MINNESOTA ROUNDUP: Man hit by train, dies ... Missing teen found safe ... Nursing home abuse case ... more
Man struck by train, dies A 67-year-old Perham man died when his pickup truck was struck by a train on a private drive, which was not marked by signs or signals. The Otter Tail County Sheriff Lt. Mike Boen said the man's identity will not be rele...
Man struck by train, dies
A 67-year-old Perham man died when his pickup truck was struck by a train on a private drive, which was not marked by signs or signals.
The Otter Tail County Sheriff Lt. Mike Boen said the man's identity will not be released until his family is notified.
The crash happened about 6 a.m. Friday outside Perham in western Minnesota.
Perham Police Officer Nick Stromme was one of the first to the scene. He said the man didn't see the train as he drove to pick up a friend.
That friend, Joshua Walczesky, said the victim was a good man who will be missed.
Missing teen found safe
Searchers in northeastern Minnesota have found a missing teenager who wandered away from a group home.
St. Louis County authorities said the 19-year-old apparently walked away from the group home in the Saginaw area and wandered into nearby woods after becoming upset with group home staff.

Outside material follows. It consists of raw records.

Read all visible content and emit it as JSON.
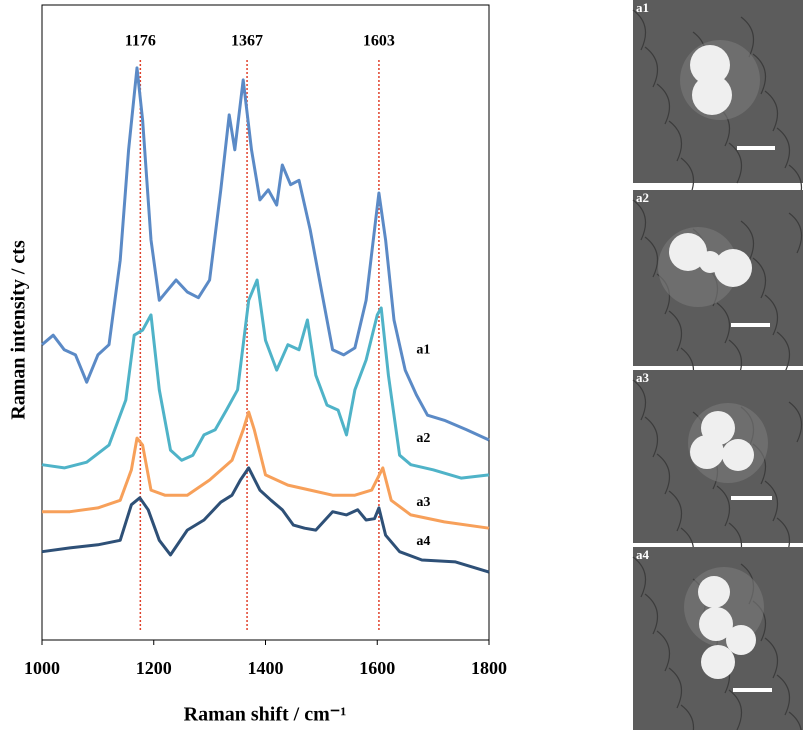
{
  "chart_data": {
    "type": "line",
    "x_label": "Raman shift / cm⁻¹",
    "y_label": "Raman intensity / cts",
    "xlim": [
      1000,
      1800
    ],
    "xticks": [
      1000,
      1200,
      1400,
      1600,
      1800
    ],
    "ylim": [
      0,
      100
    ],
    "peak_lines": [
      1176,
      1367,
      1603
    ],
    "peak_line_color": "#e0402a",
    "series": [
      {
        "name": "a1",
        "color": "#5b8ac6",
        "x": [
          1000,
          1020,
          1040,
          1060,
          1080,
          1100,
          1120,
          1140,
          1155,
          1170,
          1180,
          1195,
          1210,
          1225,
          1240,
          1260,
          1280,
          1300,
          1320,
          1335,
          1345,
          1360,
          1375,
          1390,
          1405,
          1420,
          1430,
          1445,
          1460,
          1480,
          1500,
          1520,
          1540,
          1560,
          1580,
          1595,
          1603,
          1615,
          1630,
          1650,
          1670,
          1690,
          1720,
          1760,
          1800
        ],
        "values": [
          46.5,
          48,
          45.7,
          44.9,
          40.6,
          44.9,
          46.5,
          59.8,
          77.2,
          90.1,
          81.9,
          63,
          53.5,
          55.1,
          56.7,
          54.8,
          53.9,
          56.7,
          70.9,
          82.7,
          77.2,
          88.2,
          77.2,
          69.3,
          70.9,
          68.5,
          74.8,
          71.7,
          72.4,
          64.6,
          55.1,
          45.7,
          44.9,
          46,
          53.5,
          64.6,
          70.4,
          63,
          50.4,
          42.5,
          38.6,
          35.4,
          34.6,
          33.1,
          31.5
        ]
      },
      {
        "name": "a2",
        "color": "#4fb3c8",
        "x": [
          1000,
          1040,
          1080,
          1120,
          1150,
          1165,
          1180,
          1195,
          1210,
          1230,
          1250,
          1270,
          1290,
          1310,
          1330,
          1350,
          1370,
          1385,
          1400,
          1420,
          1440,
          1460,
          1475,
          1490,
          1510,
          1530,
          1545,
          1560,
          1580,
          1600,
          1607,
          1620,
          1640,
          1660,
          1700,
          1750,
          1800
        ],
        "values": [
          27.6,
          27.1,
          28,
          30.7,
          37.8,
          48,
          48.8,
          51.2,
          39.4,
          29.9,
          28.3,
          29.1,
          32.3,
          33.1,
          36.2,
          39.4,
          53.5,
          56.7,
          47.2,
          42.5,
          46.5,
          45.7,
          50.4,
          41.7,
          37,
          36.2,
          32.3,
          39.4,
          44.1,
          51.2,
          52.3,
          41.7,
          29.1,
          27.6,
          26.8,
          25.5,
          26
        ]
      },
      {
        "name": "a3",
        "color": "#f7a05a",
        "x": [
          1000,
          1050,
          1100,
          1140,
          1160,
          1170,
          1180,
          1195,
          1220,
          1260,
          1300,
          1340,
          1360,
          1370,
          1380,
          1400,
          1440,
          1480,
          1520,
          1560,
          1590,
          1610,
          1625,
          1660,
          1720,
          1800
        ],
        "values": [
          20.2,
          20.2,
          20.8,
          22,
          26.8,
          31.8,
          30.7,
          23.6,
          22.8,
          22.8,
          25.2,
          28.3,
          33.1,
          35.9,
          33.1,
          26,
          24.4,
          23.6,
          22.8,
          22.8,
          23.6,
          27.1,
          22,
          19.7,
          18.6,
          17.6
        ]
      },
      {
        "name": "a4",
        "color": "#2e5077",
        "x": [
          1000,
          1050,
          1100,
          1140,
          1160,
          1175,
          1190,
          1210,
          1230,
          1260,
          1290,
          1320,
          1340,
          1355,
          1370,
          1390,
          1410,
          1430,
          1450,
          1470,
          1490,
          1520,
          1545,
          1565,
          1580,
          1595,
          1603,
          1615,
          1640,
          1680,
          1740,
          1800
        ],
        "values": [
          13.9,
          14.5,
          15,
          15.7,
          21.3,
          22.4,
          20.5,
          15.7,
          13.4,
          17.3,
          18.9,
          21.7,
          22.8,
          25.2,
          27.1,
          23.6,
          22,
          20.5,
          18.1,
          17.6,
          17.3,
          20.2,
          19.7,
          20.5,
          18.9,
          19.1,
          20.8,
          16.5,
          13.9,
          12.6,
          12.3,
          10.7
        ]
      }
    ]
  },
  "image_labels": [
    "a1",
    "a2",
    "a3",
    "a4"
  ]
}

Rescue squad members found him in the woods a short time later Thursday. He had been missing for about four hours and was OK.
Nursing home abuse case
The attorney for one of the young women charged with abusing nursing home residents in Albert Lea is questioning whether her statements to police were legally obtained.

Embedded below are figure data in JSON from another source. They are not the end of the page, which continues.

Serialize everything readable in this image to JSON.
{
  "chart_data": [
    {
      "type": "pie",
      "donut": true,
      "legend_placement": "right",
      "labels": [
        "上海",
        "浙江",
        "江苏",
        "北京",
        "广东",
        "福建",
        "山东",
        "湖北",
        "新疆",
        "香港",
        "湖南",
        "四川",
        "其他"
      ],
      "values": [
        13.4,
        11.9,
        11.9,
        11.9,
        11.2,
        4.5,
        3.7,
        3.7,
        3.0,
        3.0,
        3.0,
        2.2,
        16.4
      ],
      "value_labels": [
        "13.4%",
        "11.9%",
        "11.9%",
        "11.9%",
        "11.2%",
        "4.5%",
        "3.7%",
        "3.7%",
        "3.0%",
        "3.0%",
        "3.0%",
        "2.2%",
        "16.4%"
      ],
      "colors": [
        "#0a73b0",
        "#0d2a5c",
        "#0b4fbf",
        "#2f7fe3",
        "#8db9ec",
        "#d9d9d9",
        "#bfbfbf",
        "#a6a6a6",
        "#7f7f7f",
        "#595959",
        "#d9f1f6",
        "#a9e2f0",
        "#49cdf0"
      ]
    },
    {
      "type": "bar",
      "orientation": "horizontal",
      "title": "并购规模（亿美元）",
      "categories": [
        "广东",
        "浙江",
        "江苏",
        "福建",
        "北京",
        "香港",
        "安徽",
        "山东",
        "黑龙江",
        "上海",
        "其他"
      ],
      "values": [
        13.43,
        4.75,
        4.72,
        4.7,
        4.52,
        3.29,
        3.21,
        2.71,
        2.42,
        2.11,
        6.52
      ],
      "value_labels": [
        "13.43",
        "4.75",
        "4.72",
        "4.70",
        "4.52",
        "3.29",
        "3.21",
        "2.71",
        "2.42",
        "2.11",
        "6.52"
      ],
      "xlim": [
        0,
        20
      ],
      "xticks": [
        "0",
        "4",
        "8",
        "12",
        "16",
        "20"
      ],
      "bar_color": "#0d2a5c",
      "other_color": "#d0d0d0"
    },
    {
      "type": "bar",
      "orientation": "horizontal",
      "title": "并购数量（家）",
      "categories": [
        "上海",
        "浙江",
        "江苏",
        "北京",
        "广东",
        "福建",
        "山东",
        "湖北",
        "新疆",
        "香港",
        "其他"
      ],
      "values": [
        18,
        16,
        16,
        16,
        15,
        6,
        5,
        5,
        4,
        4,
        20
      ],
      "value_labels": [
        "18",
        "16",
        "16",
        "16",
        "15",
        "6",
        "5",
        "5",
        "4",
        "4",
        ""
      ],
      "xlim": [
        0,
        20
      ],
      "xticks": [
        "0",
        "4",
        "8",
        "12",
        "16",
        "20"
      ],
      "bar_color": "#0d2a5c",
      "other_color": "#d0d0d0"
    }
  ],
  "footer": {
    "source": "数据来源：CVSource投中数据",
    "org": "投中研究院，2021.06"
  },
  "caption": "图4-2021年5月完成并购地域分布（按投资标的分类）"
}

Larry Maus was in court Friday in Albert Lea with his client, Brianna Broitzman, 19.
Police allege that over several months in 2008, Broitzman and co-defendant Ashton Larson sexually and psychologically abused a number of patients at the Good Samaritan Society of Albert Lea while they worked there.
Maus argued that investigators should have formally advised Broitzman of her Miranda rights during interviews at the law enforcement center.
Detective Deb Flatness testified she tried to communicate to the women that the interviews, which were done before their arrest, were voluntary.
Audit faults IT oversight
A new audit finds that a state office created four years ago to monitor expensive state information technology projects isn't doing all it could.
The legislative auditor's report said the Office of Enterprise Technology should be tracking information technology and telecommunications projects more closely and develop better ways to manage project costs.
The audit said state agencies are spending more than $270 million on 137 information technology projects, ranging from an online unemployment insurance application portal to an integrated tax system.
But no project has a cost management plan.
State Chief Information Office Gopal Khanna said he agrees with most of the audit but his five-person office doesn't have enough resources and faces further budget cuts in the coming year.
<Man charged with stalking
A Faribault man is charged with felony stalking and false imprisonment for allegedly trying to lure four girls into his car in Edina.
Police said Alex Wolters, 21, approached four different girls in separate incidents April 14.
He asked them to get into his car and show him the way to an elementary school.
All of the girls refused. The girls were ages 9, 10, 11 and 12.
Wolters told police he got lost and asked for directions, but he never asked any girls to get into his car.
Police said Wolters had a partial roll of duct tape, a paintball gun and three condoms.
Wolters is expected to turn himself in Wednesday. A home phone number for him could not be found, and he could not be reached for comment.
Judge decides sheriff pay
A Steele County District judge will decide the salary of the Waseca County sheriff after he took the Waseca County Board to court.
At issue is the setting of Sheriff Tim Dann's 2007 and 2008 salary. His attorney said the sheriff should be making more than the state average, but instead he's making much less.
Dann's attorney Tim Kraus of Waseca said Waseca County commissioners picked arbitrary numbers for Dann's salary in 2007 and 2008 instead of using the process called for by law.
The county set his 2007 salary at about $79,000 and his 2008 salary at about $81,000. Last year, Dann requested an increase to bring his 2008 salary to $95,000.
Dann has been sheriff for 10 years and has 25 years experience in law enforcement. He plans to retire at the end of 2010.